By now you might have heard that the plane carrying Pope Francis is referred to as ‘Shepherd One’, just like Air Force One when Obama is on board and Harambee One when carrying the Kenyan President. Well, here are five things you need to know about the plane carrying the Pontiff.
1. The plane isn’t really called “Shepherd One.” People in the United States call it that, but the phrase is a media conceit rather than an actual call sign.
The papal plane doesn’t have a name. Its designation is usually just Alitalia flight AZ 4000 on the outbound leg, and beyond that Italians simply call it the volo papale, or “papal flight.”
2. The pope doesn’t own the plane. The term “Shepherd One” suggests that the pope actually owns a plane, which he doesn’t. Even the term “papal plane” is something of a myth, since the pontiff does not have his own personal aircraft.
The Vatican always charters a plane for the three or four foreign trips a pope usually makes every year, often using a different aircraft for each leg of the journey.

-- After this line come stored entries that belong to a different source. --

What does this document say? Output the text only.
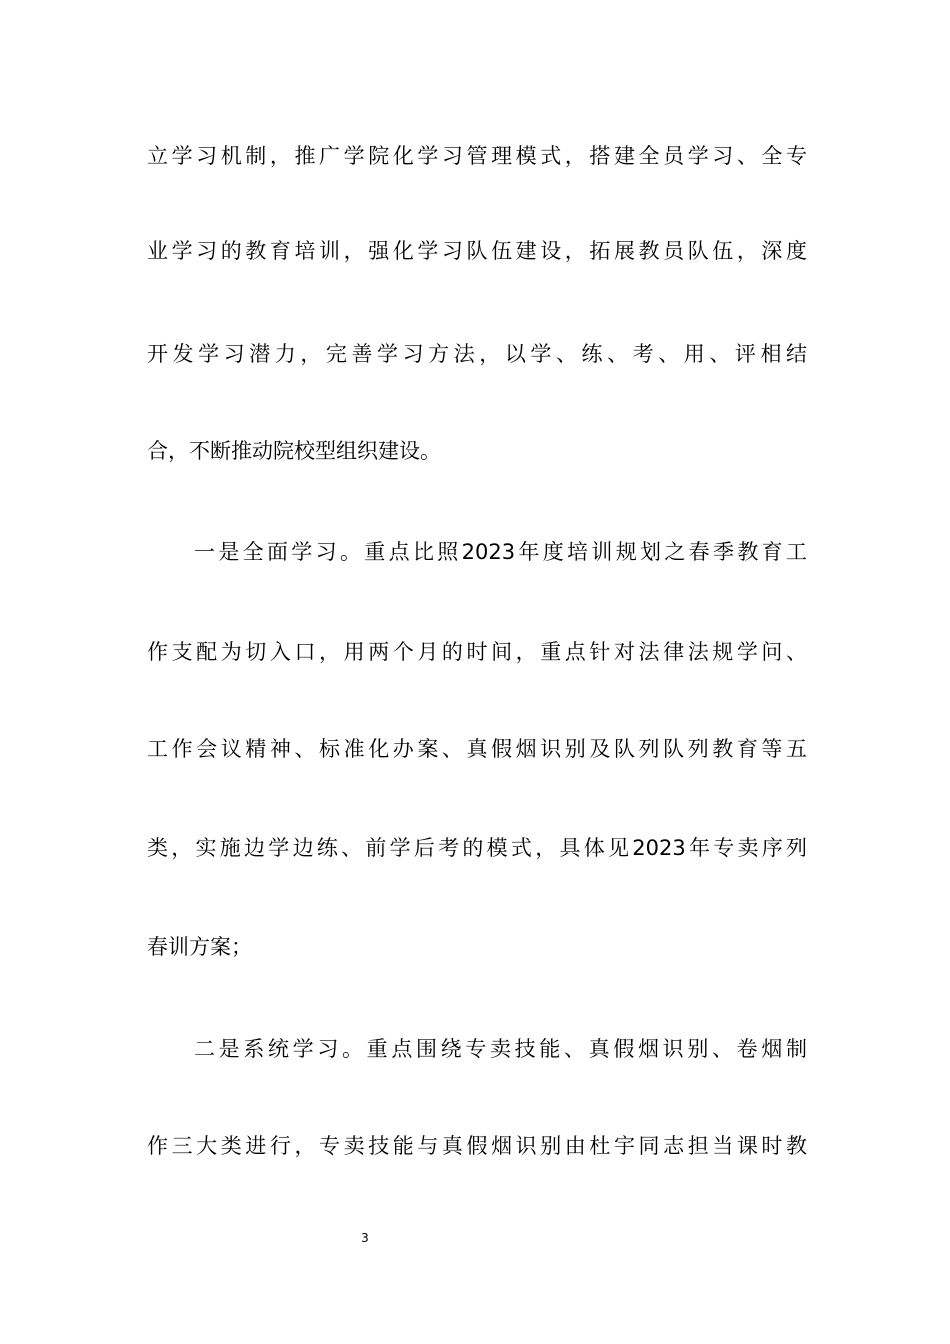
立学习机制，推广学院化学习管理模式，搭建全员学习、全专
业学习的教育培训，强化学习队伍建设，拓展教员队伍，深度
开发学习潜力，完善学习方法，以学、练、考、用、评相结
合，不断推动院校型组织建设。
一是全面学习。重点比照2023年度培训规划之春季教育工
作支配为切入口，用两个月的时间，重点针对法律法规学问、
工作会议精神、标准化办案、真假烟识别及队列队列教育等五
类，实施边学边练、前学后考的模式，具体见2023年专卖序列
春训方案；
二是系统学习。重点围绕专卖技能、真假烟识别、卷烟制
作三大类进行，专卖技能与真假烟识别由杜宇同志担当课时教
3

3. The plane is nothing like Air Force One. Calling the plane “Shepherd One” suggests an analogy with Air Force One, summoning images to mind for Americans of conference rooms with large round tables, a presidential suite, red hotline phones, communications rooms with technicians tracking satellite telemetry, and so on.
Nothing could be further from the truth. In reality, the papal plane is a normal commercial jet, and usually the only real perk enjoyed by the pontiff is that he gets to sit in the first row of business class by himself.